WSJ: We won’t wilt under cancel-culture pressure
-
wrote on 24 Jul 2020, 14:12 last edited by
@jon-nyc said in WSJ: We won’t wilt under cancel-culture pressure:
"Most Journal reporters attempt to cover the news fairly and down the middle, and our opinion pages offer an alternative to the uniform progressive views that dominate nearly all of today’s media . . . As long as our proprietors allow us the privilege to do so, the opinion pages will continue to publish contributors who speak their minds within the tradition of vigorous, reasoned discourse."
I know what I want for Christmas.
-
wrote on 24 Jul 2020, 14:31 last edited by
@jon-nyc said in WSJ: We won’t wilt under cancel-culture pressure:
Their anxieties aren’t our responsibility in any case.
IOW, "Fuck off, snowflakes."
-
wrote on 24 Jul 2020, 15:33 last edited by
@jon-nyc said in WSJ: We won’t wilt under cancel-culture pressure:
which are more important than ever in what is a culture of growing progressive conformity and intolerance
Good way to phrase it!
-
wrote on 24 Jul 2020, 15:33 last edited by
I'm not going to say the WSJ does not have bias. It does.
But is fairer than the NYT. Much fairer.
-
wrote on 24 Jul 2020, 16:26 last edited by
That's incredibly encouraging to hear.
-
That’s the sub headline of this piece by the editorial board in the WSJ today:
"We’ve been gratified this week by the outpouring of support from readers after some 280 of our Wall Street Journal colleagues signed (and someone leaked) a letter to our publisher criticising the opinion pages. But the support has often been mixed with concern that perhaps the letter will cause us to change our principles and content. On that point, reassurance is in order.
In the spirit of collegiality, we won’t respond in kind to the letter signers. Their anxieties aren’t our responsibility in any case. The signers report to the News editors or other parts of the business, and the News and Opinion departments operate with separate staffs and editors. Both report to Publisher Almar Latour. This separation allows us to pursue stories and inform readers with independent judgment.
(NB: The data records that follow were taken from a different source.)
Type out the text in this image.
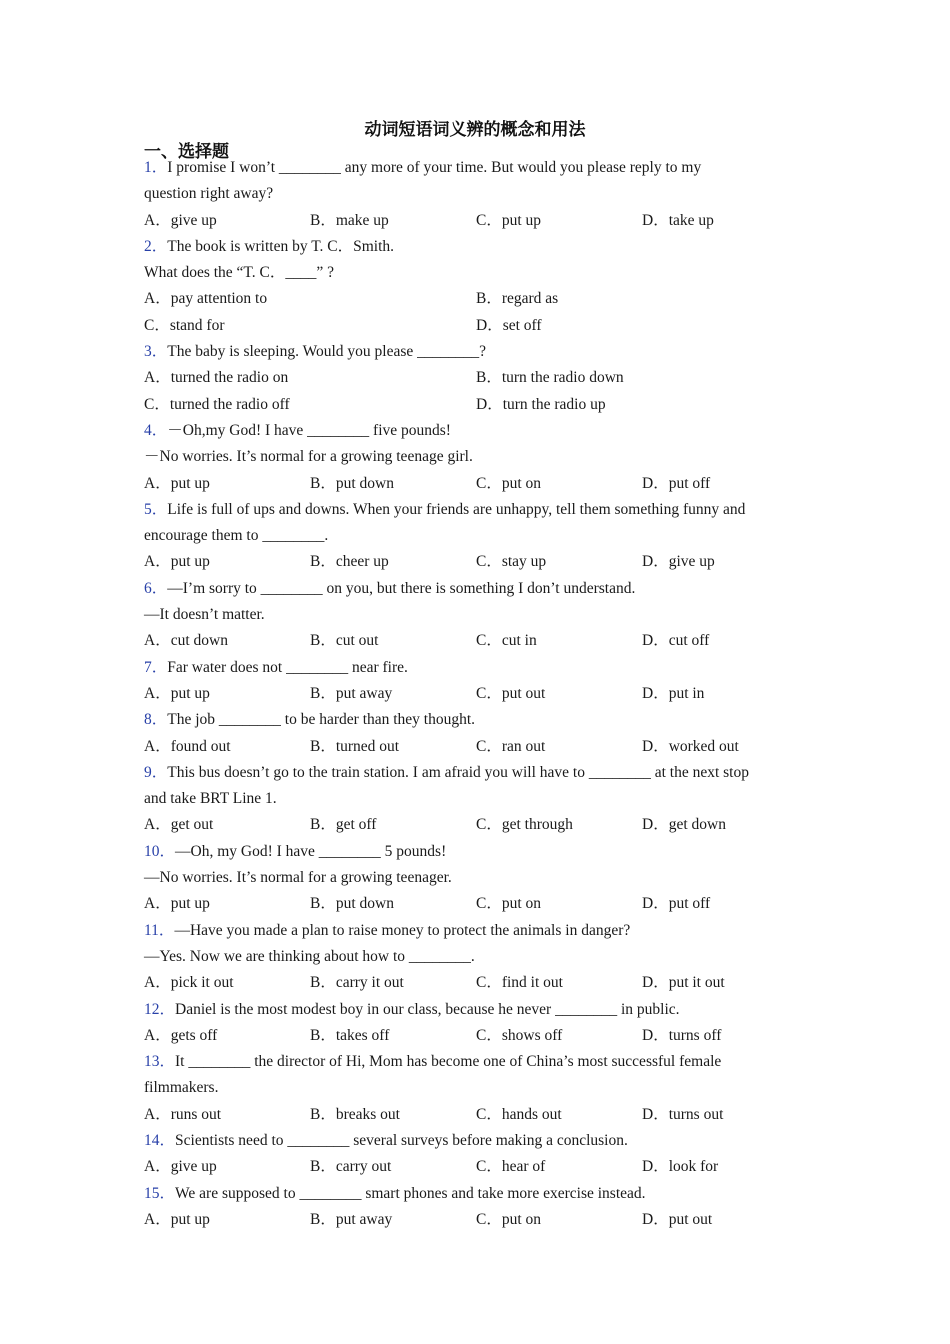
动词短语词义辨的概念和用法
一、选择题
1．I promise I won’t ________ any more of your time. But would you please reply to my
question right away?
A．give up	B．make up	C．put up	D．take up
2．The book is written by T. C．Smith.
What does the “T. C．____” ?
A．pay attention to	B．regard as
C．stand for	D．set off
3．The baby is sleeping. Would you please ________?
A．turned the radio on	B．turn the radio down
C．turned the radio off	D．turn the radio up
4．－Oh,my God! I have ________ five pounds!
－No worries. It’s normal for a growing teenage girl.
A．put up	B．put down	C．put on	D．put off
5．Life is full of ups and downs. When your friends are unhappy, tell them something funny and
encourage them to ________.
A．put up	B．cheer up	C．stay up	D．give up
6．—I’m sorry to ________ on you, but there is something I don’t understand.
—It doesn’t matter.
A．cut down	B．cut out	C．cut in	D．cut off
7．Far water does not ________ near fire.
A．put up	B．put away	C．put out	D．put in
8．The job ________ to be harder than they thought.
A．found out	B．turned out	C．ran out	D．worked out
9．This bus doesn’t go to the train station. I am afraid you will have to ________ at the next stop
and take BRT Line 1.
A．get out	B．get off	C．get through	D．get down
10．—Oh, my God! I have ________ 5 pounds!
—No worries. It’s normal for a growing teenager.
A．put up	B．put down	C．put on	D．put off
11．—Have you made a plan to raise money to protect the animals in danger?
—Yes. Now we are thinking about how to ________.
A．pick it out	B．carry it out	C．find it out	D．put it out
12．Daniel is the most modest boy in our class, because he never ________ in public.
A．gets off	B．takes off	C．shows off	D．turns off
13．It ________ the director of Hi, Mom has become one of China’s most successful female
filmmakers.
A．runs out	B．breaks out	C．hands out	D．turns out
14．Scientists need to ________ several surveys before making a conclusion.
A．give up	B．carry out	C．hear of	D．look for
15．We are supposed to ________ smart phones and take more exercise instead.
A．put up	B．put away	C．put on	D．put out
It was probably inevitable that the wave of progressive cancel culture would arrive at the Journal, as it has at nearly every other cultural, business, academic and journalistic institution. But we are not the New York Times. Most Journal reporters attempt to cover the news fairly and down the middle, and our opinion pages offer an alternative to the uniform progressive views that dominate nearly all of today’s media.
As long as our proprietors allow us the privilege to do so, the opinion pages will continue to publish contributors who speak their minds within the tradition of vigorous, reasoned discourse. And these columns will continue to promote the principles of free people and free markets, which are more important than ever in what is a culture of growing progressive conformity and intolerance."
wrote on 24 Jul 2020, 16:50 last edited by@jon-nyc said in WSJ: We won’t wilt under cancel-culture pressure:
It was probably inevitable that the wave of progressive cancel culture would arrive at the Journal, as it has at nearly every other cultural, business, academic and journalistic institution. But we are not the New York Times. Most Journal reporters attempt to cover the news fairly and down the middle, and our opinion pages offer an alternative to the uniform progressive views that dominate nearly all of today’s media.
-
wrote on 24 Jul 2020, 17:04 last edited by
Can we see the leaked letter?
-
wrote on 24 Jul 2020, 17:11 last edited by
yes, google it
-
wrote on 24 Jul 2020, 17:13 last edited by
-
wrote on 24 Jul 2020, 17:33 last edited by
What a boring letter.
-
wrote on 24 Jul 2020, 17:49 last edited by
@jon-nyc said in WSJ: We won’t wilt under cancel-culture pressure:
I think it’s a fair letter as long as the same discipline is applied across the board. For example how much nonsense has the NYT reported that has been discussed here that is never retracted?
-
wrote on 24 Jul 2020, 18:03 last edited by
I wonder what the social dynamics of the signatories were. If the signatures were public and the set of people asked to sign was also public, there must have been enormous pressure to sign.